Thursday, December 30, 2010

The Tone Determines the Poem

The tone in “Landscape with the Fall of Icarus” changes according to the reader who interprets the poem. In the first possible interpretation, the main conflict is between hard toil and laziness. While Icarus flies up in the air, enjoying himself and the wings that help him enjoy his freedom in the air, peasants and farmers work hard on land tilting the soil. When this conflict is considered, Williams’ tone is sarcastic because no body realizes the falling Icarus. As those on the land are much busy with dealing with the soil, they are concerned with their own work only. To support this tone, the poet uses such words as “concerned,” “sweating”, “unsignificantly” and “unnoticed”. When these words are combined, the great tragedy of Icarus becomes insignificant. Therefore, it is sarcastic.

A second interpretation may be given as the conflict between ignorance and knowledge. The busy peasants deal with agriculture, which means that they are ignorant about technology. Icarus represents technology and his flight signifies the beginning of aerospace research and aeronautics. He is like a pioneer astronaut who becomes a martyr of technological inquiry. When we read the poem from this perspective, the tone of the poet becomes bitter because he is sorry for Icarus and angry the ignorant farmers. In this interpretation, the words given about becomes quite opposite of the meaning in the first interpretation.

Besides these words, Williams does not use any punctuation, which supports the continuity of the tone. The reader has to read the entire poem non-stop and without taking and breath. Eventually, by the end of the poem the breath will be exhaled completely, which signifies death or “drowning.” Form wise, Williams uses seven stanzas of three short lines each, which speeds up the reading pace.

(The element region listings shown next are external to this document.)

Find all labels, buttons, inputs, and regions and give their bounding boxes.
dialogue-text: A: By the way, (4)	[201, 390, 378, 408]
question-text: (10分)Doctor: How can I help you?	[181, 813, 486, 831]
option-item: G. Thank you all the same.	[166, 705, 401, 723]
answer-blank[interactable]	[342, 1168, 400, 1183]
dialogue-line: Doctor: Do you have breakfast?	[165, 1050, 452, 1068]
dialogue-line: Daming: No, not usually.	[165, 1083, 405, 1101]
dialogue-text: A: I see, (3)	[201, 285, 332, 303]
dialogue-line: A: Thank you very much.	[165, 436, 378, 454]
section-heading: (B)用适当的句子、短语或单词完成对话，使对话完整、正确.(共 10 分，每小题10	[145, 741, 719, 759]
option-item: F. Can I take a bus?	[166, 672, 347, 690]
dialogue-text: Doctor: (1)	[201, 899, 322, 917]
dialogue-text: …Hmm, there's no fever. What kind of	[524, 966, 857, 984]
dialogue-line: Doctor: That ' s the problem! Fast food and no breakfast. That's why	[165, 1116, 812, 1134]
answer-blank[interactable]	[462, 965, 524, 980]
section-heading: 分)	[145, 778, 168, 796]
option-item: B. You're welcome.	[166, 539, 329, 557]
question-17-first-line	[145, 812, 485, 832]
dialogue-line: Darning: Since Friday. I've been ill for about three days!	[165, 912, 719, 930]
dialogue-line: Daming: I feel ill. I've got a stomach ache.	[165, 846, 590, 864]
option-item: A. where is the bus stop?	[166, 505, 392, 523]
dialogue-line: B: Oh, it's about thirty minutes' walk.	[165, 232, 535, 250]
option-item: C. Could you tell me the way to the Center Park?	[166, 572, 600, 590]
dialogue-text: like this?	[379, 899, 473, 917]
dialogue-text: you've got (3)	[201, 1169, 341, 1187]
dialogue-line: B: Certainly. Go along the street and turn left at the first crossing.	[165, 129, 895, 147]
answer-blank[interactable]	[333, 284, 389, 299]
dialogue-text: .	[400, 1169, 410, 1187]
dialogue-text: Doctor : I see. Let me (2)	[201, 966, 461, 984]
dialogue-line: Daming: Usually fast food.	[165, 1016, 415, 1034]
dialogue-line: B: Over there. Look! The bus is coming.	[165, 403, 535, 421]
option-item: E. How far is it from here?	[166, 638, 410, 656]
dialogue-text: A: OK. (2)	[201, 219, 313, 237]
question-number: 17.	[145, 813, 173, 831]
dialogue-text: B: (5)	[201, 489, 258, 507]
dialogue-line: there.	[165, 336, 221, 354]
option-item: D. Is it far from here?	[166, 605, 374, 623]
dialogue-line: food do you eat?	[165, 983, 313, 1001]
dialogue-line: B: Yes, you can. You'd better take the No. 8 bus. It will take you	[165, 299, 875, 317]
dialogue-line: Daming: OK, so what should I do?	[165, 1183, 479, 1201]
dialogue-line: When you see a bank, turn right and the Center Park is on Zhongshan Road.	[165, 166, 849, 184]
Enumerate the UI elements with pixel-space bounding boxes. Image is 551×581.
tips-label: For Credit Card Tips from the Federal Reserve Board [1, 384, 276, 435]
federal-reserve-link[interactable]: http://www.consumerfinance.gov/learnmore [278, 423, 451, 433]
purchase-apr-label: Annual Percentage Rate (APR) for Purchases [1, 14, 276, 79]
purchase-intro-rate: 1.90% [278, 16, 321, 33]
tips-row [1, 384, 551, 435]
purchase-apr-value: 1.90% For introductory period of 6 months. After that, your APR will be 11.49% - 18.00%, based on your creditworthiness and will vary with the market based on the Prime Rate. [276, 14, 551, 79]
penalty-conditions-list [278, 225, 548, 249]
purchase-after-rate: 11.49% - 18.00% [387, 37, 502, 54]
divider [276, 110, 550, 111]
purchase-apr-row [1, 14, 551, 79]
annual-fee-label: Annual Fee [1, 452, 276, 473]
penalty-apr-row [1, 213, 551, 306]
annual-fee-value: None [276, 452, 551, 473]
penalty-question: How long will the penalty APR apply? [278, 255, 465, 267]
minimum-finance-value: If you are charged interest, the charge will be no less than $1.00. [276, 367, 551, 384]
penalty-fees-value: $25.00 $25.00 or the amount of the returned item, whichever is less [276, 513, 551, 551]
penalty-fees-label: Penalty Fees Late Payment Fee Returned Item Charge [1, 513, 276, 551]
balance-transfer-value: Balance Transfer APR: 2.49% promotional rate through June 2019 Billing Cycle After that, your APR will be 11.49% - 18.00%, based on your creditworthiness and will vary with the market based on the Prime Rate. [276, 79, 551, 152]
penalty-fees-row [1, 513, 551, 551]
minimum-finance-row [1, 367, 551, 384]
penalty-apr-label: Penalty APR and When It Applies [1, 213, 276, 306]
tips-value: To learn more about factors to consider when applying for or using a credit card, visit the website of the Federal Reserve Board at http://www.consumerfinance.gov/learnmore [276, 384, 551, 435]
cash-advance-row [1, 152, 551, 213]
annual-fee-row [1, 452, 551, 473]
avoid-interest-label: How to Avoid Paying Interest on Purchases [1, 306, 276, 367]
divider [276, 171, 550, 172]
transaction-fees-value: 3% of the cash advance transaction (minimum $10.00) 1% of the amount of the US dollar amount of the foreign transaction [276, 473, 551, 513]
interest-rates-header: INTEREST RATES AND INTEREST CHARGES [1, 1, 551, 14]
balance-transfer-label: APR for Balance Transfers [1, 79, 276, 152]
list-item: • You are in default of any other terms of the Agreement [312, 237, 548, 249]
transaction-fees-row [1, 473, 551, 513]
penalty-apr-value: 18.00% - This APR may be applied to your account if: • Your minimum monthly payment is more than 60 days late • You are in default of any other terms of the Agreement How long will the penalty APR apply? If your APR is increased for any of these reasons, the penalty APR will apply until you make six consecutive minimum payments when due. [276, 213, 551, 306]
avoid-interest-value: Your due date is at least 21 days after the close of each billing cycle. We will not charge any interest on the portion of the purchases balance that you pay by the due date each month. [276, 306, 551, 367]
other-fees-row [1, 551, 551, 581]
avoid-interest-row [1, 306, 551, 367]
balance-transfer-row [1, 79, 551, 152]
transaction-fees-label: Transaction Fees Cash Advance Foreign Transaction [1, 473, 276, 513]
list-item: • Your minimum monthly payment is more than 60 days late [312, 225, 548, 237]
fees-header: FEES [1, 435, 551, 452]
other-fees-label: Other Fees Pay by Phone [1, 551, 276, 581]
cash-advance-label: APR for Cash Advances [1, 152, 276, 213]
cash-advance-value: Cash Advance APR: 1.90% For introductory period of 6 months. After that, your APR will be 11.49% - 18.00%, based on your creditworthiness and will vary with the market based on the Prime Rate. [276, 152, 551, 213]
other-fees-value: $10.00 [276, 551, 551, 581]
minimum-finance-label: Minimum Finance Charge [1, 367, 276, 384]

In “Out, Out-,” Robert Frost tells a terrifying story of a boy who chops his hand while cutting wood for the stove. As his concentration shifts from his work to his sister’s call for “supper,” he loses his hand because the saw cuts it off. First, the boy laughs bitterly, unable to understand what has happened to him. Second, he begs that the doctor not cut off his hand. Finally, the doctor operates him but he passes away during the operation. His heart beatings become “little-less-nothing”. As he dies, life goes on as it used to be. Frost’s poem, unlike Williams’, is written in an easy tone in the beginning but the tone becomes more and more serious and it becomes terrifying at the end of the poem. Frost writes his poem in a form without any break. It is a poem of thirty-four longer lines. However, he uses punctuation such as the hyphen to make the reader stop, think, and empathize. For instance, the reader stops when the boy’s hand leaps, when the boy sees all and understands when he understands that he is a boy doing a man’s work, and when he begs for his hand, not to be cut off. These are crucial instances when the boy gets mature too fast to die finally.